CAIRO (AP) — Egypt's bickering government and opposition need to create "a sense of political and economic viability," giving businesses confidence and setting the stage for a vital international aid deal, U.S. Secretary of State John Kerry said Saturday.
Kerry stressed to business leaders the importance of Egyptians coming together around human rights, freedom and speech and religious tolerance. Equally essential, he said, is uniting "to meet the economic challenge of this particular moment."
Several hundred people protested outside the government offices where Kerry later met with Foreign Minister Amr Kamel. They burned Kerry's pictures and chanted that Washington was siding with President Mohammed Morsi's ruling Muslim Brotherhood.
Kerry arrived in Cairo, the latest stop on his first overseas trip as a member of President Barack Obama's second-term Cabinet, intending to press all sides to come to a basic agreement on Egypt's direction ahead of parliamentary elections that begin next month. A meeting with Morsi was set for Sunday.
Of great concern, too, is the ability of Egypt to undertake the reforms necessary to qualify for a $4.8 billion International Monetary Fund loan package. Steps could include increasing tax collections and curbing energy subsidies.

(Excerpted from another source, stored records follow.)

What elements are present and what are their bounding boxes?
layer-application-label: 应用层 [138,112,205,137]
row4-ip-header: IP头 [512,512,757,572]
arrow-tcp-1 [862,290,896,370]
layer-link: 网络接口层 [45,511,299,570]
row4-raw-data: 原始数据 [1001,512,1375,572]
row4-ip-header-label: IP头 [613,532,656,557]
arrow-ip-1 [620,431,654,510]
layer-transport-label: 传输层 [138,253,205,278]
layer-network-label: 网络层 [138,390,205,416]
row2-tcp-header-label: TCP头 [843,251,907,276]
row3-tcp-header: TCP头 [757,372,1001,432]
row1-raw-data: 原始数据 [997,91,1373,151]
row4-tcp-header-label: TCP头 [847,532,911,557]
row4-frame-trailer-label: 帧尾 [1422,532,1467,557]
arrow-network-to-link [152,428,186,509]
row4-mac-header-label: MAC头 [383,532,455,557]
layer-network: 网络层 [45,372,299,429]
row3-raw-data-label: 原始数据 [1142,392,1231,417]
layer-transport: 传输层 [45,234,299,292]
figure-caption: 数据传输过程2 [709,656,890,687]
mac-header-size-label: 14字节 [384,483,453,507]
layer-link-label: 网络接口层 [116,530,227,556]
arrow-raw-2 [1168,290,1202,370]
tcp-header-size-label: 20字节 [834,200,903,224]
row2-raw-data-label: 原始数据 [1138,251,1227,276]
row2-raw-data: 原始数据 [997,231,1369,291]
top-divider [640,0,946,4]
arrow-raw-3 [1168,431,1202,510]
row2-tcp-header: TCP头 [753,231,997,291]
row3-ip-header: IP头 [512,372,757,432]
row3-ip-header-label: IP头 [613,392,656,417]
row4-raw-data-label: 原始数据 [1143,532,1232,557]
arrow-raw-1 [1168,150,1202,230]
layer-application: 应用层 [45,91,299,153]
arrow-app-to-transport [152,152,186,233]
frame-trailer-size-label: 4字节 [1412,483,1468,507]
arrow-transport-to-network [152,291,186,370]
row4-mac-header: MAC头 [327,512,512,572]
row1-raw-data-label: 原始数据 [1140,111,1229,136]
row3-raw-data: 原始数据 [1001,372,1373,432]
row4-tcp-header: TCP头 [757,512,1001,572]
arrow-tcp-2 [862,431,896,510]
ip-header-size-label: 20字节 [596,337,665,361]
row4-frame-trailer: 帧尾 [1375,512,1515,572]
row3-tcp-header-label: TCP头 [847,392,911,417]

Agreement with the IMF, contingent on ending the political chaos that has ensued since Morsi's election, would unlock significant U.S. assistance, including portions of Obama's $1 billion pledge last April.
"It is paramount, essential, urgent," Kerry told business leaders, "that the Egyptian economy gets stronger, gets back on its feet and it's very clear that there is a circle of connections in how that can happen.
"To attract capital, to bring money back here, to give business the confidence to move forward, there has to be sense of security, there has to be a sense of political and economic viability."
After meeting with Kamel, Kerry spoke about how Egypt can surmount its challenges and become a strong and stable democracy, with a stable economy.
"I say with both humility and with a great deal of respect that getting there requires a genuine give-and-take among Egypt's political leaders and civil society groups just as we are continuing to struggle with that in our own country," Kerry told reporters.
"There must be a willingness on all sides to make meaningful compromises on the issues that matter most to all of the Egyptian people."
Earlier, Kerry said he would tell Morsi in their meeting that U.S. assistance would depend on Egyptian reforms and the IMF agreement.
"It is clear to us that the IMF arrangement needs to be reached and we need to give the market place some confidence," Kerry said.
The political turmoil has scared away tourists and foreign investors, eroding Egypt's foreign reserves by nearly two-thirds of what it was before the uprising. Those reserves, which stand at less than $14 billion, are needed to pay for subsidies that millions of poor Egyptians rely on for survival.
Kerry met with opposition figures before a round-table discussion with members of the business community. He described the first session as "very, very spirited."
According to the U.S. State Department, Kerry also spoke by telephone with Mohammed ElBaradei, a Nobel laureate who heads the National Salvation Front, an opposition coalition calling for an election boycott.
Kerry met with Amr Moussa, a former minister under ex-President Hosni Mubarak who's now aligned with the Salvation Front. Moussa, an ex-Arab League head, ran for president last summer.
A statement from Moussa's office said the two talked about how the U.S. could support Egypt economically.
Kerry's talks with the league's current leader, Nabil Elaraby, covered the uprising in Syria, where 70,000 people have died in fighting over nearly two years.
The Salvation Front says it could consider participating in elections if parts of a new constitution are changed, police stop using excessive force against protesters and if an inclusive government of the Christian minority, women, and liberals is formed.
They say now is not the time for elections that will further polarize the country while violent clashes continue to take place between protesters and security forces, further shaking the faltering economy.
They accuse Morsi and the Brotherhood of dominating power in Egypt, effectively stepping in to the same role as Mubarak and failing to carry out reforms while also seeking to instill a more religiously conservative system.
Morsi's administration and the Brotherhood say their opponents, who have trailed significantly behind Islamists in all elections since the uprising, are running away from the challenge of the ballot box and are trying to overturn democratic gains.
Egypt has been locked in political crisis for months amid successive waves of protests against Morsi that have turned into deadly clashes and rioting.
As Kerry was meeting with opposition figures, including some who have joined the election boycott, activists in the Nile Delta city of Mansoura say a 35-year-old protester was killed when an armored police vehicle crushed him to death during violent anti-Morsi protests before dawn on Saturday.
A 14-year-old boy was reported to be shot in the head and critically wounded.
In the restive Suez Canal city of Port Said, a police vehicle ran over five people Saturday after protesters marching along a main street refused to allow the car through.
Kerry's visit to Egypt is the sixth leg of a nine-nation trip through Europe and the Middle East.